Tesla Model Y – Expérience et analyse – Partie 2

Voici maintenant la conclusion de cette série d’articles sur la Model Y après avoir parcouru plus de 1,214 km avec le véhicule.

Pour un véhicule qui cible le marché des VUS, à l’exception de sa garde au sol de 16.7 cm (6.6″) qui est légèrement sous la moyenne des VUS, la Model Y a tout pour plaire. Avec ses 4 roues motrices, son très vaste espace de chargement, sa technologie, son autonomie et des performances dignes d’une voiture sport, la Tesla Model Y mérite sérieusement d’être considérée.

La conduite

S’il y a bien un domaine ou Tesla se démarque des autres constructeurs de VÉ, c’est bien au niveau de la conduite et la Model Y n’y fait pas exception. Même si la compétition s’améliore de plus en plus et commence à concurrencer ce créneau, la Model Y, tout comme le reste de la gamme Tesla, dispose encore d’une longueur d’avance au niveau de l’expérience de conduite, de sa technologie et de son vaste réseau de recharge.

Mon expérience

Sur la route, j’ai beaucoup apprécié son confort et ses performances. Pour un VUS, les accélérations sont époustouflantes et le plaisir de conduire est omniprésent. Toutefois, si vous n’avez pas besoin d’autant de rangement, ni d’une assise haute et que vous êtes à la recherche d’une conduite sportive, allez plutôt vers la Model 3. Cette dernière m’a paru plus agile et sportive avec une meilleure visibilité à l’arrière.

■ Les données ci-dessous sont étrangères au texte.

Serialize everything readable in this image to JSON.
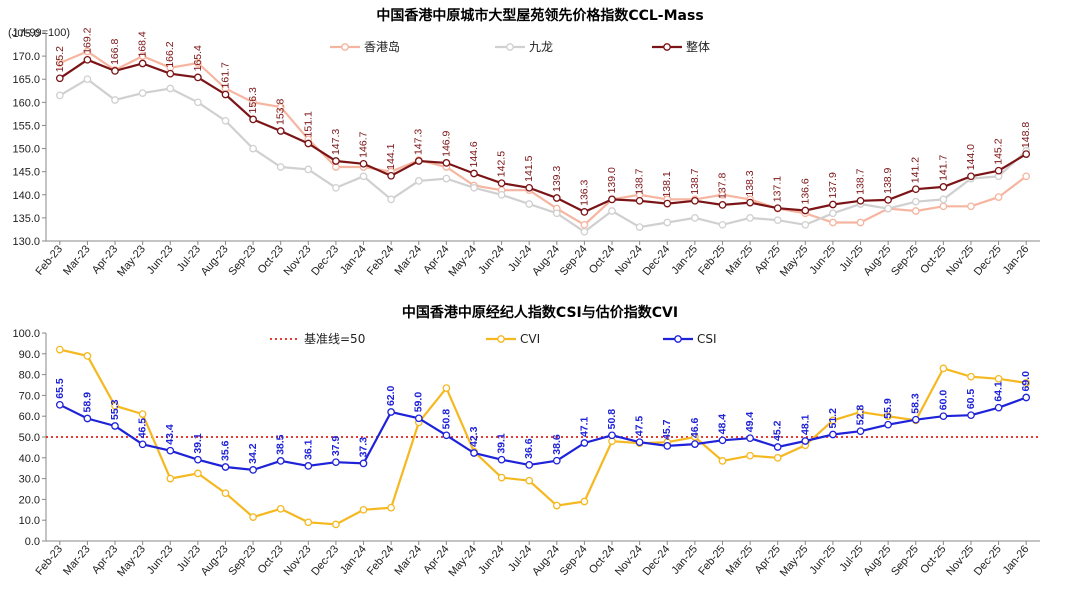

Pour ma part, j’ai préféré l’assise un peu plus haute de la Model Y, qui fut plus agréable pour mes jambes et pour la visibilité à l’avant comparativement à la Model 3. De plus, le coffre à hayon de la Model Y est beaucoup pratique que la version « berline » de la Model 3.

Par conséquent, au quotidien, j’ai trouvé la Model Y très polyvalente, autant pour voyager, travailler, bricoler ou s’amuser.

Autopilote
Ci-haut, l’affichage en mode nuit qui sollicite mon attention.

Le système d’auto-pilotage de Tesla est toujours impressionnant et demeure une référence. Il est sensiblement identique à celui offert sur la Model 3.

Lorsque qu’il est activé, le système demande de maintenir les mains sur le volant, au cas où. Après quelques instants, si la consigne n’est pas respectée, un affichage intermittent suivi d’effets sonores vous rappellent de « tourner légèrement le volant » question de sentir une résistance qui prouve que vous êtes bien alerte.

Si l’exigence n’est pas respectée, après plusieurs avertissements rapides, le système immobilise le véhicule et active les feux d’urgence.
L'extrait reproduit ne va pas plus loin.